На следующий день листовка вместе с газетой была разослана во все подразделения. Бойцы переписывали и заучивали наизусть её текст, а рисунок повторяли через копирку, передавали друг другу.

Листовка издавалась только на русском языке. Как указал Дудин, на финский язык текст не переводили что поскольку это был ответ Маннергейму, то в этом не было необходимости — адресат, будучи бывшим царским офицером, прекрасно знал русский язык.

Как отмечал в мемуарах член Военного совета Балтийского флота Н. К. Смирнов — письмо-листовка Маннергейму выполнила свою роль: «Ханковцы с презрением смеялись над главарём финских фашистских войск», но предназначалась она скорее для своих бойцов — для поднятия их духа, и в качестве контрпропаганды, при этом выход листовки за пределы полуострова Ханко и её дальнейшая популярность стали полной неожиданностью: «В итоге тайна нашей переписки с Маннергеймом была нарушена, хотя произошло это и не по нашей вине».

Публикация в газете «Комсомольская правда»

В октябре 1942 года от газеты «Комсомольская правда» корреспондент Ростислав Июльский и фотограф Борис Кудояров на тральщике No 215 участвовали в первом балтийском походе эскадры адмирала В. П. Дрозда, которая заходила и на остров Ханко, тогда-то они и познакомились с листовкой-ответом Маннергейму.

По воспоминаниям Ростислава Июльского, когда в конце октября он вернулся из похода в блокадный Ленинград, то первым кто его встретил была Ольга Берггольц, знавшая Михаила Дудина как молодого поэта, и обратившая внимание на привезённую Июльским с полуострова листовку: «несколько раз её перечитывала и всякий раз принималась заливисто смеяться: „Ай да ханковцы! Ай да Миша!“». Июльский в воспоминаниях подчёркивал, что его очерк о ханковцах удался именно благодаря той встрече с Берггольц.

14 ноября 1941 года в «Комсомольской правде» № 268 был опубликован очерк Р. Июльского «Ханко смеётся над вами, барон!» в котором и был приведён текст ответа-листовки.

Текст в газете, однако, был приведён с двумя купюрами: два слова — заменены на более литературные, одна строка — пропущена.

Популярность ответа

Ответ благодаря публикации в газете получил всесоюзную известность. Перед этим защита острова Ханко широко освещалась газетами и радио, и при этом часто именно в форме писем-ответов. Так, как раз незадолго до появления публикации в «Комсомольской правде» — 2 ноября 1941 года — в центральном органе ЦК партии газете «Правда» было опубликовано «Письмо защитников полуострова Ханко героическим защитникам Москвы», а за день до публикации — 13 ноября 1941 года — все газеты и радио опубликовали «Ответ защитников Москвы защитникам Ханко».
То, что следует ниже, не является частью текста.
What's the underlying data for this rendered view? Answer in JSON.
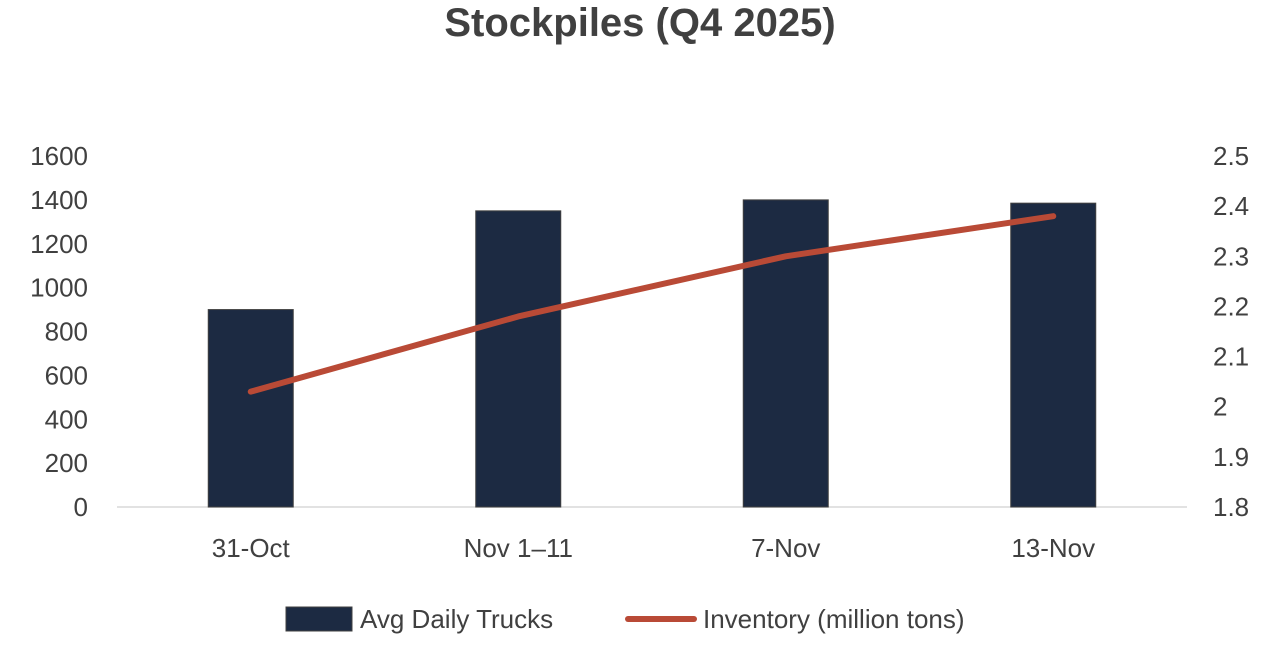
{
  "chart_data": {
    "type": "bar",
    "title": "Stockpiles (Q4 2025)",
    "categories": [
      "31-Oct",
      "Nov 1–11",
      "7-Nov",
      "13-Nov"
    ],
    "series": [
      {
        "name": "Avg Daily Trucks",
        "type": "bar",
        "axis": "left",
        "color": "#1c2a42",
        "values": [
          900,
          1350,
          1400,
          1385
        ]
      },
      {
        "name": "Inventory (million tons)",
        "type": "line",
        "axis": "right",
        "color": "#b94a36",
        "values": [
          2.03,
          2.18,
          2.3,
          2.38
        ]
      }
    ],
    "y_left": {
      "min": 0,
      "max": 1600,
      "ticks": [
        "0",
        "200",
        "400",
        "600",
        "800",
        "1000",
        "1200",
        "1400",
        "1600"
      ]
    },
    "y_right": {
      "min": 1.8,
      "max": 2.5,
      "ticks": [
        "1.8",
        "1.9",
        "2",
        "2.1",
        "2.2",
        "2.3",
        "2.4",
        "2.5"
      ]
    },
    "grid": false,
    "legend_position": "bottom"
  }
}
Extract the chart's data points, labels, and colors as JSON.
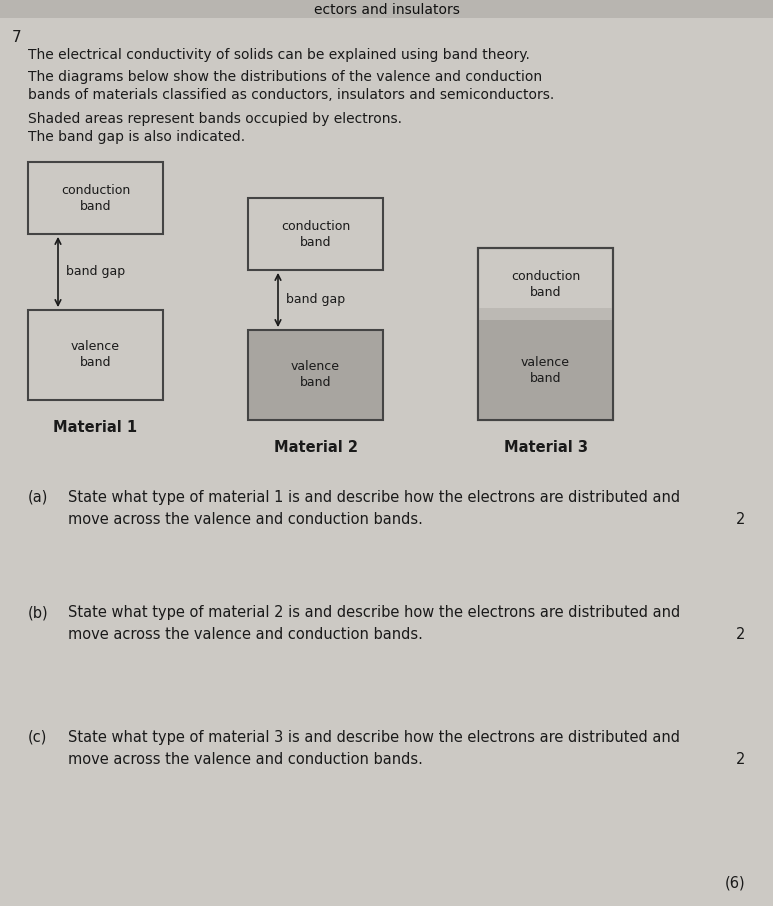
{
  "bg_color": "#ccc9c4",
  "header_bg": "#b8b5b0",
  "text_color": "#1a1a1a",
  "box_fc": "#ccc9c4",
  "box_ec": "#444444",
  "shaded_fc": "#a8a5a0",
  "shaded_fc2": "#bcb9b4",
  "header_text": "ectors and insulators",
  "page_number": "7",
  "intro": [
    "The electrical conductivity of solids can be explained using band theory.",
    "The diagrams below show the distributions of the valence and conduction",
    "bands of materials classified as conductors, insulators and semiconductors.",
    "Shaded areas represent bands occupied by electrons.",
    "The band gap is also indicated."
  ],
  "mat_labels": [
    "Material 1",
    "Material 2",
    "Material 3"
  ],
  "questions": [
    {
      "label": "(a)",
      "text1": "State what type of material 1 is and describe how the electrons are distributed and",
      "text2": "move across the valence and conduction bands.",
      "mark": "2"
    },
    {
      "label": "(b)",
      "text1": "State what type of material 2 is and describe how the electrons are distributed and",
      "text2": "move across the valence and conduction bands.",
      "mark": "2"
    },
    {
      "label": "(c)",
      "text1": "State what type of material 3 is and describe how the electrons are distributed and",
      "text2": "move across the valence and conduction bands.",
      "mark": "2"
    }
  ],
  "footer": "(6)"
}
При этом среди ленинградцев, на флоте и в войсках фронта ответ ханковцев был известен и до публикации в газете. О листовке рассказывали вернувшиеся с Ханко моряки и лётчики ВВС Балтийского флота. Например, находившийся в блокадном Ленинграде П. И. Капица в дневнике за 2 ноября 1941 года оставил запись о том, что вернувшиеся с Ханко катерники показывали ему «озорную листовку, похожую на письмо запорожцев турецкому султану, написанную в ответ на призыв бывшего царского конюшего барона Маннергейма сдаваться в плен».
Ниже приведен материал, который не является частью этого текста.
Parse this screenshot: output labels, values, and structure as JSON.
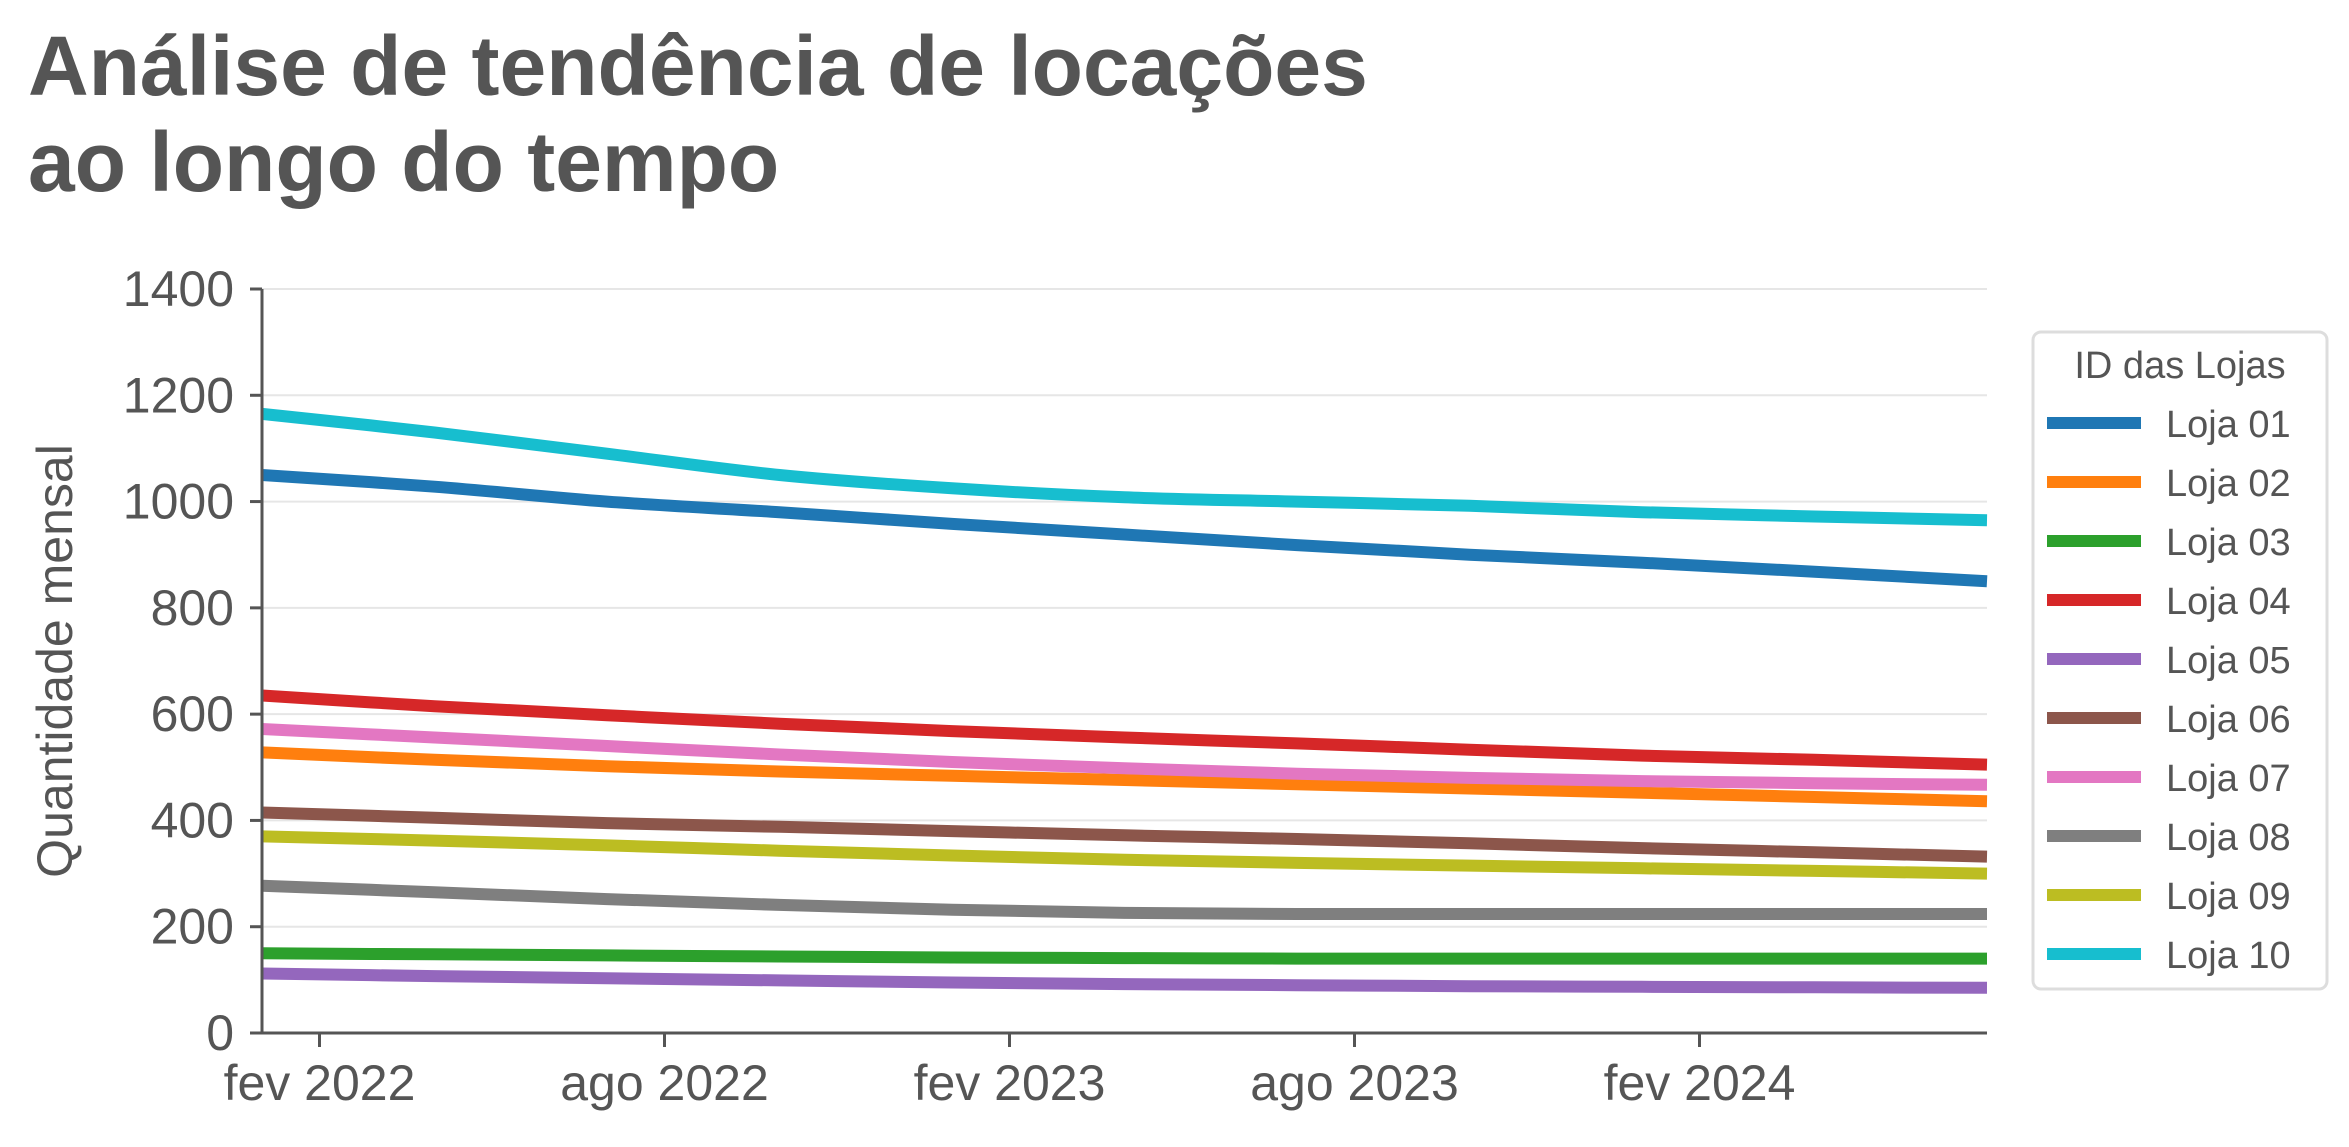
{
  "chart_data": {
    "type": "line",
    "title_lines": [
      "Análise de tendência de locações",
      "ao longo do tempo"
    ],
    "xlabel": "",
    "ylabel": "Quantidade mensal",
    "ylim": [
      0,
      1400
    ],
    "yticks": [
      0,
      200,
      400,
      600,
      800,
      1000,
      1200,
      1400
    ],
    "xlim": [
      "2022-01",
      "2024-07"
    ],
    "xticks": [
      {
        "value": "2022-02",
        "label": "fev 2022"
      },
      {
        "value": "2022-08",
        "label": "ago 2022"
      },
      {
        "value": "2023-02",
        "label": "fev 2023"
      },
      {
        "value": "2023-08",
        "label": "ago 2023"
      },
      {
        "value": "2024-02",
        "label": "fev 2024"
      }
    ],
    "grid": "horizontal",
    "legend": {
      "title": "ID das Lojas",
      "position": "right"
    },
    "x": [
      "2022-01",
      "2022-04",
      "2022-07",
      "2022-10",
      "2023-01",
      "2023-04",
      "2023-07",
      "2023-10",
      "2024-01",
      "2024-04",
      "2024-07"
    ],
    "series": [
      {
        "name": "Loja 01",
        "color": "#1f77b4",
        "values": [
          1050,
          1028,
          1000,
          980,
          958,
          938,
          918,
          900,
          885,
          868,
          850
        ]
      },
      {
        "name": "Loja 02",
        "color": "#ff7f0e",
        "values": [
          528,
          514,
          502,
          492,
          484,
          476,
          468,
          460,
          452,
          444,
          436
        ]
      },
      {
        "name": "Loja 03",
        "color": "#2ca02c",
        "values": [
          150,
          148,
          146,
          144,
          142,
          141,
          140,
          140,
          140,
          140,
          140
        ]
      },
      {
        "name": "Loja 04",
        "color": "#d62728",
        "values": [
          635,
          615,
          598,
          582,
          568,
          556,
          545,
          533,
          522,
          514,
          505
        ]
      },
      {
        "name": "Loja 05",
        "color": "#9467bd",
        "values": [
          112,
          107,
          103,
          99,
          95,
          92,
          90,
          88,
          87,
          86,
          85
        ]
      },
      {
        "name": "Loja 06",
        "color": "#8c564b",
        "values": [
          415,
          405,
          395,
          388,
          380,
          372,
          365,
          357,
          348,
          340,
          332
        ]
      },
      {
        "name": "Loja 07",
        "color": "#e377c2",
        "values": [
          572,
          556,
          540,
          524,
          510,
          498,
          488,
          480,
          474,
          470,
          467
        ]
      },
      {
        "name": "Loja 08",
        "color": "#7f7f7f",
        "values": [
          277,
          265,
          252,
          241,
          232,
          226,
          224,
          224,
          224,
          224,
          224
        ]
      },
      {
        "name": "Loja 09",
        "color": "#bcbd22",
        "values": [
          370,
          362,
          353,
          343,
          334,
          326,
          320,
          315,
          310,
          305,
          300
        ]
      },
      {
        "name": "Loja 10",
        "color": "#17becf",
        "values": [
          1165,
          1130,
          1090,
          1050,
          1025,
          1008,
          1000,
          992,
          980,
          972,
          965
        ]
      }
    ]
  }
}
Ответ стал легендарным, став в один ряд со стихами «Ленинградцы, дети мои» Джамбула Джабаева и «Убей его!» К. Симонова.

Вначале такая популярность письма была встречена политуправлением фронта негативно, в феврале 1942 года, Борис Пророков писал в письме жене по поводу листовки-ответа:

…Листовка, которую тебе Семен стыдится показать, очевидно, ответ Маннергейму. Этот ответ сочинил я с Дуднным (поэтом нашим и моим земляком). На полуострове она имела бурный успех. Военный совет КБФ, однако, всыпал нам за это и приказал не распространять её впредь, а авторов назвали вульгарными. Впоследствии это сгладилось, так как листовка, говорят, очень понравилась Жданову и Ворошилову, а главное, Сталину. Так что все успокоились, хотя нас уже поругали за то, что мы маловато её распространили.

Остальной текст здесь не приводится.